Queda en evidencia que el titular del Poder Ejecutivo comprendió que la grave crisis económica no dejaba ninguna posibilidad de que el Consejo Nacional del justicialismo fuese escenario de una fuerte disputa por la postulación presidencial.
No se podía esperar ningún otro desenlace si se tiene en cuenta que la capacidad de mando del presidente Fernández se reduce con rapidez; varios de sus propios ministros, en la mayoría de los casos exponentes de distintas corrientes dentro del Frente de Todos, pero principalmente los alineados con la Vicepresidenta, hasta objetan públicamente la gran mayoría de sus políticas.
Además, el anuncio de Alberto Fernández fue como el remate de una semana de enorme tensión al trascender fuertemente una gran desinteligencia en materia de política económica con el ministro de Economía, Sergio Massa, a raíz de una iniciativa atribuida a ahora ex asesor presidencial Antonio Aracre.
El entuerto sólo sirvió para tensionar más a los mercados y mantener la cotización del dólar paralelo en fuerte y hasta ahora imparable aumento, ganando durante muchas horas los titulares de los medios.
Lamentablemente el Presidente nunca logró consensuar para adentro o para afuera de su espacio.
Recientemente, en uno de sus discursos, volvió a atacar desmedidamente a sus adversarios al señalar que su objetivo como jefe del Estado es impedir que desde el 10 de diciembre vuelva a gobernar “la derecha maldita”.
Queda en evidencia que su encono con aquellos adversarios en cuestiones ideológicas le impide mantener el equilibrio que siempre necesitó y nunca tuvo en su carácter de jefe de Estado.

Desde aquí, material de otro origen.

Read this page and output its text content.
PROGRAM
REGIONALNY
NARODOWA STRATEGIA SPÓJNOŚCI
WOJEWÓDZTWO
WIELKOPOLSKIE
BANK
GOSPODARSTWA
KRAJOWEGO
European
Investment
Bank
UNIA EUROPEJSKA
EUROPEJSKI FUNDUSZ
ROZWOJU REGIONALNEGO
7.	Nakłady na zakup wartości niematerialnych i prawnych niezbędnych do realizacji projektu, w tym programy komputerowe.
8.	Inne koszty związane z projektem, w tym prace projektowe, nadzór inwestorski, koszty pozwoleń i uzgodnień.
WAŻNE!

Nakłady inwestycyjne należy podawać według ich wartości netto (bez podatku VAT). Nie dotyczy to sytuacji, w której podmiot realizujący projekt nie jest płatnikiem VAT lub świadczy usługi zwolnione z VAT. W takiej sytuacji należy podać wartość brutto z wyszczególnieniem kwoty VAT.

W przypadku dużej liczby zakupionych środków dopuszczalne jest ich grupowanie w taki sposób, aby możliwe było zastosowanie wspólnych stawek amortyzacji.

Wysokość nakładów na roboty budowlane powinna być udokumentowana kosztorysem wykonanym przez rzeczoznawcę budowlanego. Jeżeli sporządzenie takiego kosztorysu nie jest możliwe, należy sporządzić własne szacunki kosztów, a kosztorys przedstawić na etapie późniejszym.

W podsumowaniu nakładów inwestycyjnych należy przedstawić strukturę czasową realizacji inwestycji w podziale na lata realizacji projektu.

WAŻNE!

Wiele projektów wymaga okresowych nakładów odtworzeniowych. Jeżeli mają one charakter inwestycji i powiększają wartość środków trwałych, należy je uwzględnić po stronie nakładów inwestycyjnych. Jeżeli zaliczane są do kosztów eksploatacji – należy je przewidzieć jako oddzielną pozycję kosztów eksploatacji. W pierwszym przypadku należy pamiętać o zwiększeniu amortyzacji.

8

Por lo tanto, cabe preguntar si aquella promesa de completar su trayecto institucional hasta entregar el bastón de mando y la banda a su sucesor se cumplirá, realmente, si quien resulte electo por el voto popular no es un dirigente proveniente de su propio frente político.
Muy escasos argumentos no sólo para quien ostenta la figura presidencial sino para todo el oficialismo en general. Una pálida imagen por el mal manejo de la economía y la priorización de otras iniciativas que solamente buscaron beneficiar la situación judicial, principalmente, de los mayores referentes del oficialismo.
Sirva como ejemplo el continuo embate contra la Justicia que, no obstante, pudo seguir adelante con causas que ventilaron históricos escándalos de corrupción y culminaron con ejemplares condenas.
Sólo cabe esperar, y desear, que la política argentina encuentre su cauce para llegar con la mayor claridad posible al proceso electoral que debe dar a luz un gobierno que comience a encauzar el actual desorden.